Holos Quad

Holos-Quad

Technology Features

  • Subcritical power modules coupled with ORC components
  • Fits inside single ISO container
  • Generates 13 MWe of uninterrupted power for 12-20 years
  • Depending on application, fuel cartridge uses up to 15% enriched fuel
  • Refueling includes replacement of all spent fuel cartridges
  • Refurbishing components during refueling
  • Can be refueled twice to reach a total operational life of 60 years

Projected NOAK Costs

Holos Titan


Technology Features

  • Large subcritical power modules coupled with ORC components
  • Utilizes four (4) ISO containers
  • Generates 81 MWe of uninterrupted power for 20 years
  • Fuel cartridge uses up to 10% enriched fuel
  • Refueling includes replacement of all spent fuel cartridges
  • Refurbishing components during refueling
  • Can be refueled twice to reach total operational life of 60 years

Projected NOAK Costs

Competitive Edge

LCOE provides a value that allows for consistent back-to-back comparison of different technologies based on the unit cost of electricity over the lifetime of a plant. The calculation includes the investment cost to build, fuel, operate & maintain, and decommission the plant. The chart to the left provides the minimum-maximum-average LCOE values for various operating technologies in the United State based on Energy Information Administration’s (EIA) 2018 Annual Energy Outlook (AEO). The grey bars on the chart represent the range of values from minimum to maximum with the colored bars representing the average LCOE unit cost for each technology.
  • Holos generators are competitive vs. operating electricity-producing technologies
  • Quad produces electricity at an estimated average cost of 5.19 ¢/kWh
  • Quad Titan produces electricity at an estimated average cost of 2.23 ¢/kWh
  • Holos is increasingly competitive with longer use as LCOE declines with each subsequent refueling due to the costs saved vs. total generator replacement
Vast Market Profitability

Profit projections for Holos Generators are dependent on the selling price of electricity. While current projections are based on the EIA 2018 average Year-to-date price of electricity in the U.S. (10.46¢/kWh), pricing is location-dependent. For example, electricity prices range from 7.51¢/kWh in Louisiana to 28.06¢/kWh in Hawaii. Due to low cost of electricity production, Holos generators are profitable across a wide range of electricity price fluctuations. Holos profitability projections, when added to the benefit of mobility, ensure that Holos can provide a competitive energy solution in a variety of markets and locations.

3 Year Payback Period

Holos Quad generators can achieve a payback period of under 3 years when the electricity produced is sold at an average price of 19.42 ¢/kWh.
Holos Quad Titan generators can also achieve a payback period of under 3 years with an average selling price of 9.25 ¢/kWh.

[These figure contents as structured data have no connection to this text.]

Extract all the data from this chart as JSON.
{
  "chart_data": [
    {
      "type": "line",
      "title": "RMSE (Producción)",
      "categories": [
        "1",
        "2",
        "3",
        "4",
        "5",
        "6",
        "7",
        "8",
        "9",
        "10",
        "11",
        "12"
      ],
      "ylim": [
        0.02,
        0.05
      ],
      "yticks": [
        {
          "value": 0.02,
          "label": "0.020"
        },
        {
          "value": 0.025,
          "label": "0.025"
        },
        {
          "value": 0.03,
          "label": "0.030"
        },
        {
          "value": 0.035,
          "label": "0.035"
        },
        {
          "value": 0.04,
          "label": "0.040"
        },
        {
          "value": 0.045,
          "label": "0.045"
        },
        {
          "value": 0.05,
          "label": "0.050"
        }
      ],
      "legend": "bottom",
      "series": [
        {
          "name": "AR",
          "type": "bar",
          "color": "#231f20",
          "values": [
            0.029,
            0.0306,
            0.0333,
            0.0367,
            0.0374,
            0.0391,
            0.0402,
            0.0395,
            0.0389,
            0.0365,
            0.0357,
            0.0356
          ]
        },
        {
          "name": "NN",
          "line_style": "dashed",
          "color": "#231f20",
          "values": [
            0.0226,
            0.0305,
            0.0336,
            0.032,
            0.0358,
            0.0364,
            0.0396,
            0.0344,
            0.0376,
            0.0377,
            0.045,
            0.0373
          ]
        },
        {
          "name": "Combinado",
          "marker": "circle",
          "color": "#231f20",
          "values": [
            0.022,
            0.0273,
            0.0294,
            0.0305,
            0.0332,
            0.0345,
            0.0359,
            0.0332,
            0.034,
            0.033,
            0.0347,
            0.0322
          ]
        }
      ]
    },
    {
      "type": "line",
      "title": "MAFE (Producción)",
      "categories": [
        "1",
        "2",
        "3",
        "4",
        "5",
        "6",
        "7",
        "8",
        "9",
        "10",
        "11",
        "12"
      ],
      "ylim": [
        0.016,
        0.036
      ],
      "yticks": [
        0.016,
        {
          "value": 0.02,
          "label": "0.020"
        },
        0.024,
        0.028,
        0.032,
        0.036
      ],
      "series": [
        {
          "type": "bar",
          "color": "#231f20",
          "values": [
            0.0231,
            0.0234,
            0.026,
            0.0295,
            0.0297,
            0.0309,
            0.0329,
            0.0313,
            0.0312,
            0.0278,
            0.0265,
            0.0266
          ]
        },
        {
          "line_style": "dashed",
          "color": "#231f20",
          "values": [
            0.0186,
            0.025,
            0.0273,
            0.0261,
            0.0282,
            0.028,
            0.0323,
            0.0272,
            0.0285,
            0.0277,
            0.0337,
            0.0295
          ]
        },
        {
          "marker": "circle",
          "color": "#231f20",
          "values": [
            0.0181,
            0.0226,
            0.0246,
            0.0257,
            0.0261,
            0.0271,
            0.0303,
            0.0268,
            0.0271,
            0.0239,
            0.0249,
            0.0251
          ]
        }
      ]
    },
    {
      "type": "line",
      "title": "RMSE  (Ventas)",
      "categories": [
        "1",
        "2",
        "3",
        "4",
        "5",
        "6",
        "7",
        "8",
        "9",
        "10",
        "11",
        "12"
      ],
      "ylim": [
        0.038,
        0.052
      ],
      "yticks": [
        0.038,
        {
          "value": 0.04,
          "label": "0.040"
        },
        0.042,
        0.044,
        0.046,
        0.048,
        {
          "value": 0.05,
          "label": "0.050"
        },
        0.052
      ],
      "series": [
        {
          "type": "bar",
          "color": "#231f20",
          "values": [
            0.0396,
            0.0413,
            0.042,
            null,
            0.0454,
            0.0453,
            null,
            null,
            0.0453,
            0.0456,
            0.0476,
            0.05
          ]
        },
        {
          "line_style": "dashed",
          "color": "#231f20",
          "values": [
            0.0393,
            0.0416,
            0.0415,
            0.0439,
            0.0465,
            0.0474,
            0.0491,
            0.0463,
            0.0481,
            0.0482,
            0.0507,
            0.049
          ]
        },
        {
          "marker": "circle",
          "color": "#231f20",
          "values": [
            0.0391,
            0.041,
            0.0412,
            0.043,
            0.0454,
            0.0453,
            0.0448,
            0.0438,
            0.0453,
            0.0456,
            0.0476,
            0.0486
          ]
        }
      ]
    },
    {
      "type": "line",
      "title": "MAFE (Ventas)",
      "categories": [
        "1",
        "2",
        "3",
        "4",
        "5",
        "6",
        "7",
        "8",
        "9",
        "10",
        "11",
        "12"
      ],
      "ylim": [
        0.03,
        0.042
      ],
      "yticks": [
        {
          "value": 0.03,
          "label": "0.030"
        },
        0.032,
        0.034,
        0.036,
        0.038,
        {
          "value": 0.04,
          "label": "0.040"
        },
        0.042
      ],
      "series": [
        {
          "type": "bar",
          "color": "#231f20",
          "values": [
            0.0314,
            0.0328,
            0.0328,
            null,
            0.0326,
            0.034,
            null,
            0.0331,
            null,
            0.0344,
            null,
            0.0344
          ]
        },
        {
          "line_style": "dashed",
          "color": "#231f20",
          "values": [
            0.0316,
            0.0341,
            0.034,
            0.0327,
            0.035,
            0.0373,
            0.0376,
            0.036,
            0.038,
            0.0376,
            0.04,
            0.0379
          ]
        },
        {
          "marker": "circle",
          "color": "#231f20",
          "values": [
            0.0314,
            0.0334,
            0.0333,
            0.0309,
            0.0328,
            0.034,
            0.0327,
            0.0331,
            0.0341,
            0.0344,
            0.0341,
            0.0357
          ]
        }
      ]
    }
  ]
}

Reducing Licensing and Decommissioning Cost

As Holos design architecture enables substantial reductions in the number of components to model and test to validate safety performance, licensing processing time and costs are proportionally reduced. Safety performance can be tested and validated with components operated at full-scale by leveraging low-cost operational test-rigs developed to support performance assessments of multi-megawatt waste energy recovery systems. As the Holos generators are formed by modules with relatively low power ratings and sizes (i.e. fits within transport containers), factory certification can be implemented by following regulatory models with quality assurance methodologies developed for the aviation industry, thus further lowering licensing cost. Licensing costs and processing time can also be reduced through optimization of conventional licensing processes customized to address small reactor designs (e.g., the fixed-price and expedited licensing procedures proposed by the Canadian Nuclear Safety Commission (CNSC), developed to accelerate commercialization of SMRs). Fully-operational versions of the Holos generator loaded with surrogate fuel cartridges (represented by non-nuclear heat sources), can be assembled to perform safety tests.

Holos design features allow for low decommissioning costs as the fuel cartridges are sealed at all times and can be disposed of in standardized, licensed spent fuel storage containers without further processing. Costs for decommissioning Holos generators are estimated at $7.6M for Holos Quad and $42.6M for Holos Titan configurations (larger subcritical power modules). These cost estimates are based on publicly reported costing information adjusted for inflation for the decommissioning of Dresden Unit 1 and Vermont Yankee nuclear power stations.

Holos generators’ near real-time load following, automatic operations, scalability and mobility features can accelerate market expansion for renewable and electric vehicles technologies by providing clean MegaWatt-class power generation at any location.